The SEC claims that IPG, through Rodriguez, added a markup of 1.5 to 4.5 percent to the purchase price and then sold the notes to the middleman Mexican brokerage firm. IPG, through Rodriguez, repurchased the notes from the Mexican brokerage firm within a day or so at a higher price. IPG added another markup and then sold the securities to InvesTrust's pension fund clients.

In some instances Rodriguez repeated the pattern with the middleman Mexican brokerage firm several times, driving up the price with each successive trade before finally selling the notes to the pension funds at inflated prices.

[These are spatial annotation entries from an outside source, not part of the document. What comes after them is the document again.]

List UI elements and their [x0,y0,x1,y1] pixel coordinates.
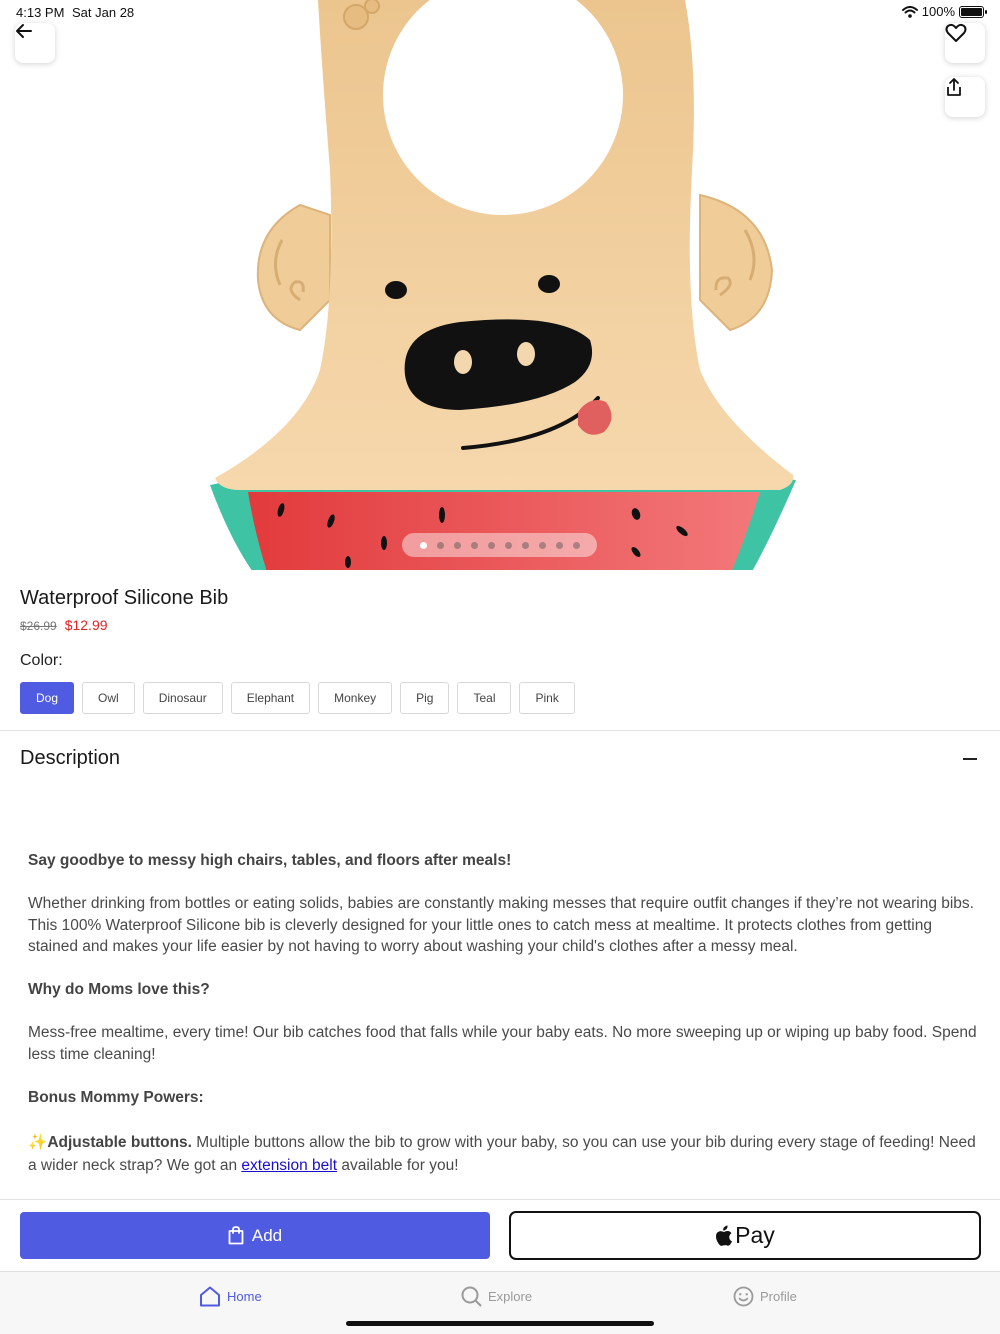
status-indicators: 100% [901,4,987,19]
back-button[interactable] [15,23,55,63]
heart-icon [945,23,967,42]
feature-title: Adjustable buttons. [47,1134,192,1151]
color-option-pig[interactable]: Pig [400,682,450,714]
color-option-monkey[interactable]: Monkey [318,682,393,714]
home-icon [200,1286,220,1307]
description-paragraph: Whether drinking from bottles or eating … [28,895,974,955]
description-subheading: Why do Moms love this? [28,981,210,998]
tab-explore[interactable]: Explore [461,1286,532,1307]
carousel-dot[interactable] [419,541,427,549]
tab-label: Home [227,1289,262,1304]
divider [0,730,1000,731]
feature-text-end: available for you! [337,1156,459,1174]
carousel-dot[interactable] [504,541,512,549]
shopping-bag-icon [228,1226,244,1245]
carousel-dot[interactable] [470,541,478,549]
arrow-left-icon [16,24,32,38]
battery-icon [959,5,987,18]
carousel-dot[interactable] [487,541,495,549]
add-button-label: Add [251,1225,283,1245]
carousel-dot[interactable] [521,541,529,549]
home-indicator [346,1321,654,1326]
color-option-dog[interactable]: Dog [20,682,75,714]
sparkle-icon: ✨ [28,1134,48,1151]
color-option-pink[interactable]: Pink [519,682,575,714]
color-label: Color: [20,652,63,669]
product-title: Waterproof Silicone Bib [20,587,229,609]
status-bar: 4:13 PM Sat Jan 28 100% [0,0,1000,24]
status-time: 4:13 PM [16,5,65,20]
description-paragraph: Mess-free mealtime, every time! Our bib … [28,1024,977,1063]
battery-percent: 100% [921,4,955,19]
carousel-dot[interactable] [572,541,580,549]
color-option-teal[interactable]: Teal [457,682,512,714]
color-option-owl[interactable]: Owl [82,682,135,714]
original-price: $26.99 [20,619,57,633]
color-options: Dog Owl Dinosaur Elephant Monkey Pig Tea… [20,682,575,714]
status-date: Sat Jan 28 [72,5,135,20]
color-option-dinosaur[interactable]: Dinosaur [142,682,223,714]
product-image-carousel[interactable] [0,0,1000,570]
sale-price: $12.99 [64,617,108,633]
tab-label: Profile [760,1289,797,1304]
tab-label: Explore [488,1289,533,1304]
favorite-button[interactable] [945,23,985,63]
extension-belt-link[interactable]: extension belt [241,1157,337,1174]
pay-button-label: Pay [735,1222,775,1248]
price-row: $26.99 $12.99 [20,617,108,633]
carousel-dot[interactable] [538,541,546,549]
share-button[interactable] [945,77,985,117]
tab-profile[interactable]: Profile [733,1286,797,1307]
description-heading[interactable]: Description [20,747,120,770]
apple-logo-icon [716,1225,733,1246]
carousel-dot[interactable] [436,541,444,549]
wifi-icon [901,5,918,18]
description-body: Say goodbye to messy high chairs, tables… [28,850,978,1199]
color-option-elephant[interactable]: Elephant [230,682,311,714]
share-icon [947,78,961,96]
carousel-dot[interactable] [555,541,563,549]
tab-home[interactable]: Home [199,1286,262,1307]
description-subheading: Bonus Mommy Powers: [28,1088,204,1106]
product-image [210,0,796,570]
collapse-minus-icon[interactable] [963,752,977,766]
apple-pay-button[interactable]: Pay [509,1211,981,1260]
carousel-pagination [402,533,597,557]
add-to-cart-button[interactable]: Add [20,1212,490,1259]
action-bar: Add Pay [0,1199,1000,1271]
description-headline: Say goodbye to messy high chairs, tables… [28,852,512,869]
search-icon [461,1286,482,1307]
smiley-icon [733,1286,754,1307]
carousel-dot[interactable] [453,541,461,549]
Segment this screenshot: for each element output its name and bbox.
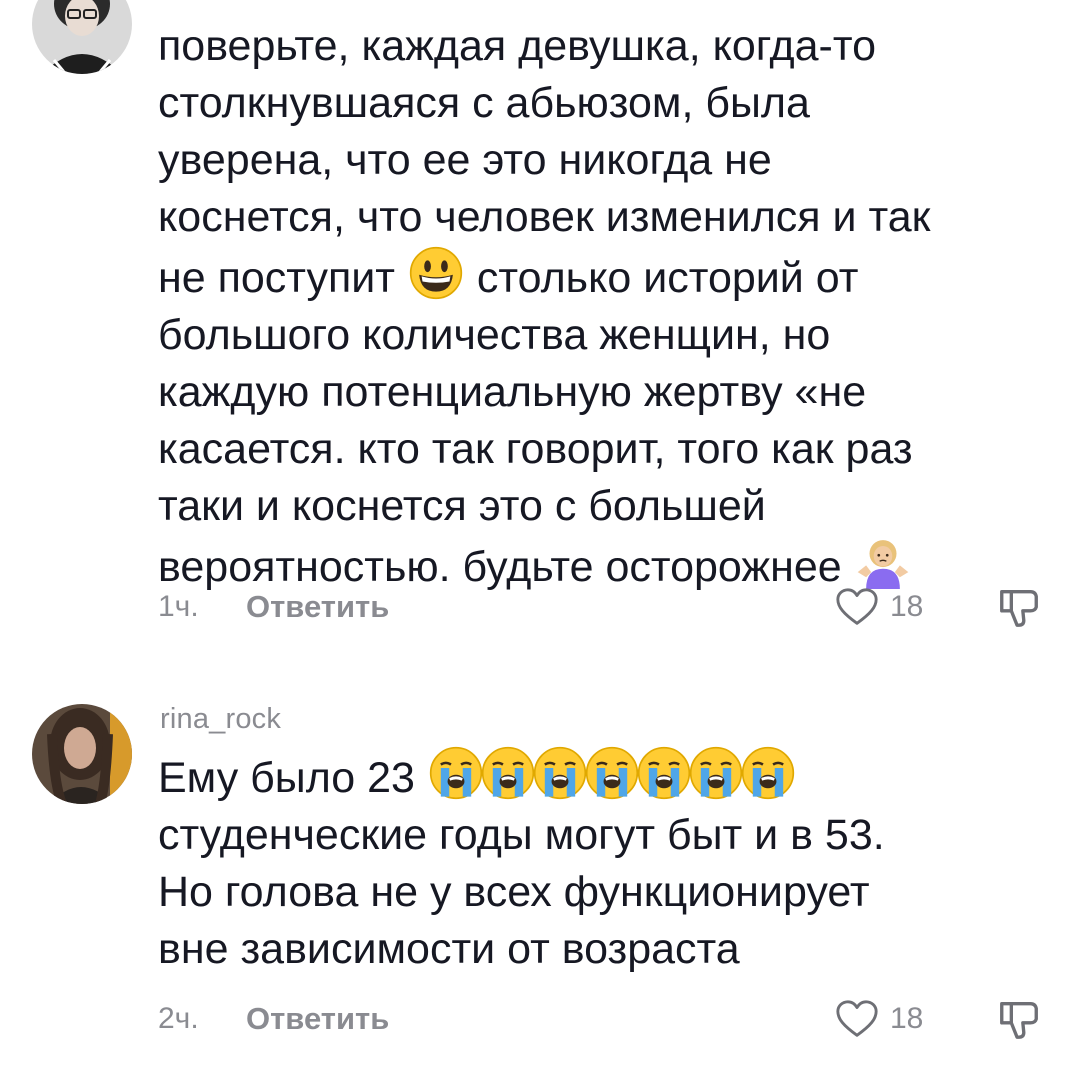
comment-text: поверьте, каждая девушка, когда-то столк… [158, 18, 1058, 596]
text-line: большого количества женщин, но [158, 311, 831, 359]
dislike-icon[interactable] [996, 584, 1042, 630]
text-line: коснется, что человек изменился и так [158, 193, 931, 241]
heart-icon[interactable] [834, 584, 880, 630]
avatar-image [32, 0, 132, 74]
comment-actions: 2ч. Ответить 18 [158, 996, 1048, 1046]
text-line: столкнувшаяся с абьюзом, была [158, 79, 810, 127]
like-count: 18 [890, 1002, 924, 1035]
comment-actions: 1ч. Ответить 18 [158, 584, 1048, 634]
comment-2: rina_rock Ему было 23 студенческие годы … [0, 690, 1079, 1072]
text-line: поверьте, каждая девушка, когда-то [158, 22, 877, 70]
text-line: каждую потенциальную жертву «не [158, 368, 867, 416]
text-line: столько историй от [476, 254, 859, 302]
woman-shrugging-emoji-icon [857, 540, 908, 589]
text-line: таки и коснется это с большей [158, 482, 766, 530]
loudly-crying-face-emoji-icon [429, 746, 483, 800]
avatar[interactable] [32, 0, 132, 74]
text-line: Но голова не у всех функционирует [158, 868, 870, 916]
reply-button[interactable]: Ответить [246, 589, 389, 625]
loudly-crying-face-emoji-icon [585, 746, 639, 800]
text-line: студенческие годы могут быт и в 53. [158, 811, 885, 859]
text-line: вне зависимости от возраста [158, 925, 740, 973]
reply-button[interactable]: Ответить [246, 1001, 389, 1037]
avatar[interactable] [32, 704, 132, 804]
avatar-image [32, 704, 132, 804]
loudly-crying-face-emoji-icon [637, 746, 691, 800]
comment-username[interactable]: rina_rock [160, 703, 281, 736]
loudly-crying-face-emoji-icon [533, 746, 587, 800]
comment-text: Ему было 23 студенческие годы могут быт … [158, 746, 1058, 978]
text-line: касается. кто так говорит, того как раз [158, 425, 913, 473]
loudly-crying-face-emoji-icon [481, 746, 535, 800]
loudly-crying-face-emoji-icon [741, 746, 795, 800]
comment-time: 2ч. [158, 1002, 199, 1035]
crying-emoji-group [427, 746, 795, 802]
heart-icon[interactable] [834, 996, 880, 1042]
text-line: не поступит [158, 254, 395, 302]
comment-time: 1ч. [158, 590, 199, 623]
loudly-crying-face-emoji-icon [689, 746, 743, 800]
like-count: 18 [890, 590, 924, 623]
text-line: уверена, что ее это никогда не [158, 136, 772, 184]
text-line: Ему было 23 [158, 754, 415, 802]
dislike-icon[interactable] [996, 996, 1042, 1042]
grinning-face-emoji-icon [409, 246, 463, 300]
comment-1: поверьте, каждая девушка, когда-то столк… [0, 0, 1079, 650]
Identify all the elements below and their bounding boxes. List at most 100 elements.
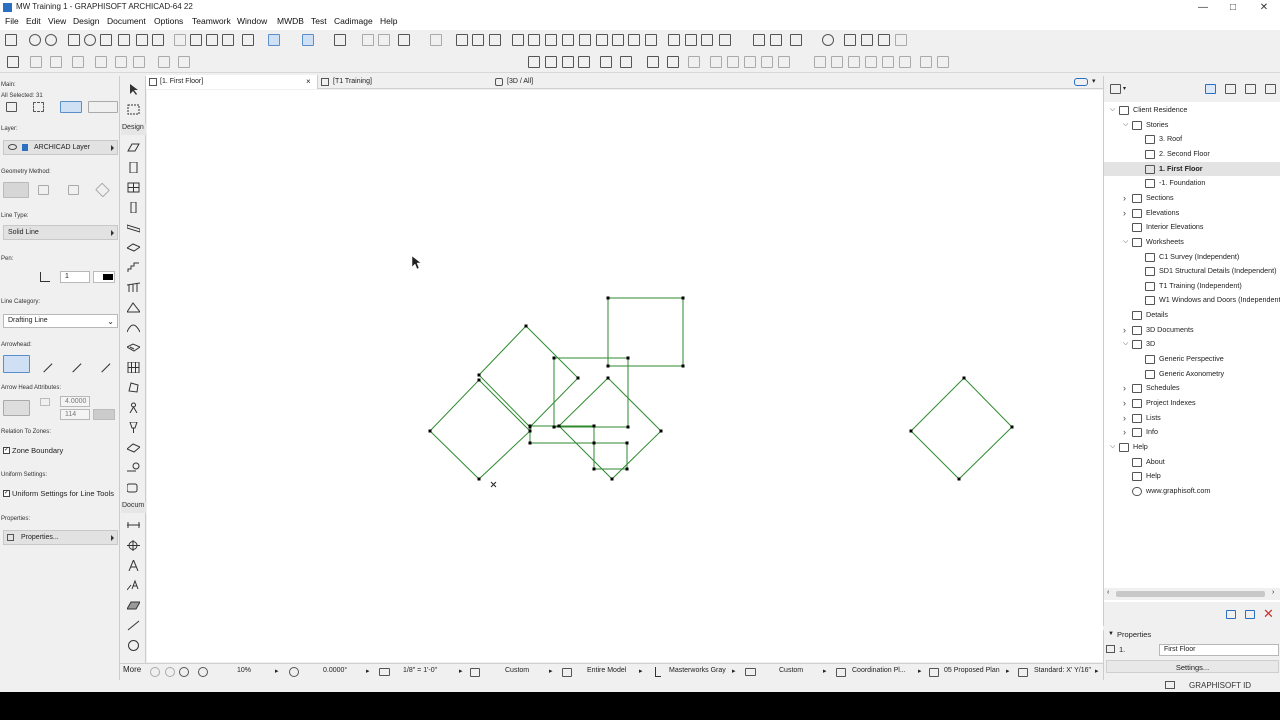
distribute-3-icon[interactable] [848, 56, 860, 68]
mw-tool-5-icon[interactable] [600, 56, 612, 68]
menu-test[interactable]: Test [311, 16, 327, 26]
nav-item[interactable]: ⌵ Client Residence [1104, 103, 1280, 117]
nav-item[interactable]: W1 Windows and Doors (Independent) [1104, 293, 1280, 307]
magic-wand-icon[interactable] [118, 34, 130, 46]
nav-item[interactable]: ⌵ Stories [1104, 118, 1280, 132]
nav-item[interactable]: 3. Roof [1104, 132, 1280, 146]
new-view-icon[interactable] [1226, 610, 1236, 619]
label-tool-icon-2[interactable] [126, 579, 140, 591]
selection-node[interactable] [477, 477, 481, 481]
drag-icon[interactable] [685, 34, 697, 46]
selection-node[interactable] [477, 373, 481, 377]
line-category-select[interactable]: Drafting Line ⌄ [3, 314, 118, 328]
selection-node[interactable] [659, 429, 663, 433]
selection-node[interactable] [610, 477, 614, 481]
selection-node[interactable] [1010, 425, 1014, 429]
snap-icon[interactable] [268, 34, 280, 46]
menu-teamwork[interactable]: Teamwork [192, 16, 231, 26]
drawn-polygon[interactable] [478, 325, 579, 428]
distribute-7-icon[interactable] [920, 56, 932, 68]
measure-icon[interactable] [100, 34, 112, 46]
undo-icon[interactable] [29, 34, 41, 46]
layout-icon[interactable] [790, 34, 802, 46]
nav-item[interactable]: C1 Survey (Independent) [1104, 250, 1280, 264]
syringe-icon[interactable] [152, 34, 164, 46]
floor-plan-canvas[interactable] [147, 90, 1103, 662]
rotate-view-icon[interactable] [289, 667, 299, 677]
navigator-scrollbar[interactable]: ‹ › [1104, 588, 1280, 600]
selection-node[interactable] [606, 376, 610, 380]
drawn-polygon[interactable] [607, 297, 684, 367]
more-label[interactable]: More [123, 665, 141, 674]
suspend-groups-icon[interactable] [362, 34, 374, 46]
selection-node[interactable] [592, 441, 596, 445]
nav-item[interactable]: ⌵ 3D [1104, 337, 1280, 351]
tab-t1-training[interactable]: [T1 Training] [318, 75, 490, 89]
nav-item[interactable]: › Project Indexes [1104, 396, 1280, 410]
nav-item[interactable]: SD1 Structural Details (Independent) [1104, 264, 1280, 278]
layer-combo-value[interactable]: Custom [505, 667, 529, 674]
edit-5-icon[interactable] [115, 56, 127, 68]
roof-tool-icon[interactable] [126, 302, 142, 313]
expand-icon[interactable]: › [1123, 396, 1131, 410]
renovation-icon[interactable] [836, 668, 846, 677]
skylight-tool-icon[interactable] [125, 342, 142, 353]
selection-node[interactable] [528, 424, 532, 428]
pen-color-swatch[interactable] [93, 271, 115, 283]
publisher-sets-icon[interactable] [1265, 84, 1276, 94]
drawn-polygon[interactable] [553, 357, 629, 428]
menu-view[interactable]: View [48, 16, 66, 26]
menu-options[interactable]: Options [154, 16, 183, 26]
selection-node[interactable] [606, 296, 610, 300]
model-view-option-icon[interactable] [562, 668, 572, 677]
story-name-input[interactable]: First Floor [1159, 644, 1279, 656]
rectangle-icon[interactable] [68, 185, 79, 195]
undo-zoom-icon[interactable] [150, 667, 160, 677]
nav-item[interactable]: › Elevations [1104, 206, 1280, 220]
redo-zoom-icon[interactable] [165, 667, 175, 677]
edit-2-icon[interactable] [50, 56, 62, 68]
arrow-fill-swatch[interactable] [93, 409, 115, 420]
dimension-value[interactable]: Custom [779, 667, 803, 674]
project-map-icon[interactable] [1205, 84, 1216, 94]
scrollbar-thumb[interactable] [1116, 591, 1265, 597]
selection-node[interactable] [576, 376, 580, 380]
uniform-settings-checkbox[interactable]: ✓ [3, 490, 10, 497]
expand-icon[interactable]: › [1123, 191, 1131, 205]
find-select-icon[interactable] [68, 34, 80, 46]
nav-item[interactable]: About [1104, 455, 1280, 469]
selection-node[interactable] [625, 441, 629, 445]
navigator-menu-icon[interactable] [1110, 84, 1121, 94]
fillet-icon[interactable] [579, 34, 591, 46]
curtain-wall-tool-icon[interactable] [127, 361, 140, 374]
edit-icon[interactable] [30, 56, 42, 68]
selection-node[interactable] [957, 477, 961, 481]
chevron-down-icon[interactable]: ▾ [1123, 85, 1126, 92]
eye-icon[interactable] [8, 144, 17, 150]
expand-icon[interactable]: › [1123, 323, 1131, 337]
adjust-icon[interactable] [562, 34, 574, 46]
explode-icon[interactable] [489, 34, 501, 46]
nav-item[interactable]: ⌵ Worksheets [1104, 235, 1280, 249]
dimension-tool-icon[interactable] [127, 520, 140, 531]
menu-mwdb[interactable]: MWDB [277, 16, 304, 26]
scale-icon[interactable] [379, 668, 390, 676]
dim-standard-value[interactable]: Standard: X' Y/16" [1034, 667, 1091, 674]
clone-view-icon[interactable] [1245, 610, 1255, 619]
collapse-icon[interactable]: ⌵ [1123, 118, 1131, 132]
menu-help[interactable]: Help [380, 16, 397, 26]
lamp-tool-icon[interactable] [127, 421, 140, 433]
offset-icon[interactable] [596, 34, 608, 46]
lock-icon[interactable] [430, 34, 442, 46]
layout-book-icon[interactable] [1245, 84, 1256, 94]
tab-menu-chevron-icon[interactable]: ▾ [1092, 77, 1096, 85]
grid-icon[interactable] [334, 34, 346, 46]
menu-window[interactable]: Window [237, 16, 267, 26]
expand-icon[interactable]: › [1123, 411, 1131, 425]
rotated-rectangle-icon[interactable] [95, 182, 110, 198]
selection-node[interactable] [606, 364, 610, 368]
publish-icon[interactable] [878, 34, 890, 46]
drawn-polygon[interactable] [910, 377, 1013, 480]
align-left-icon[interactable] [710, 56, 722, 68]
align-bottom-icon[interactable] [778, 56, 790, 68]
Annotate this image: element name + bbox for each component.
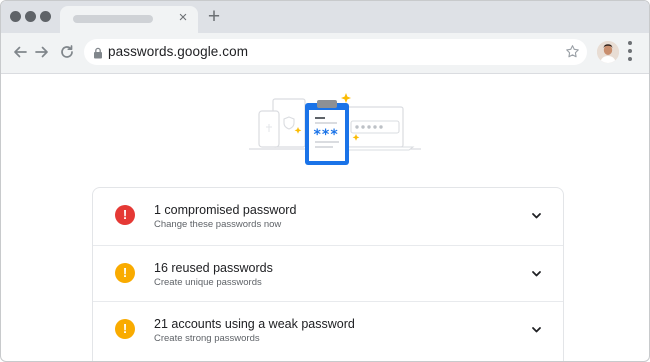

Rodriguez received millions of dollars in markups from the extra transactions.

Without admitting or denying the SEC's findings, Rodriguez consented to the order and agreed to pay $1 million in ill-gotten gains and to be barred from the securities industry and from participating in any penny stock offering for 5 years.

The SEC instituted separate, related administrative proceedings against IPG and its CEO Adolfo Gonzalez-Rubio, who was Rodriguez's direct supervisor. IPG and Gonzalez-Rubio also agreed to settle without admitting or denying the SEC findings.

IPG agreed to be censured, pay approximately $3.8 million in disgorgement and prejudgment interest, plus a $260,000 penalty. Gonzalez-Rubio agreed to a 3-month suspension as a supervisor with any broker, dealer, investment adviser, or other registered entities.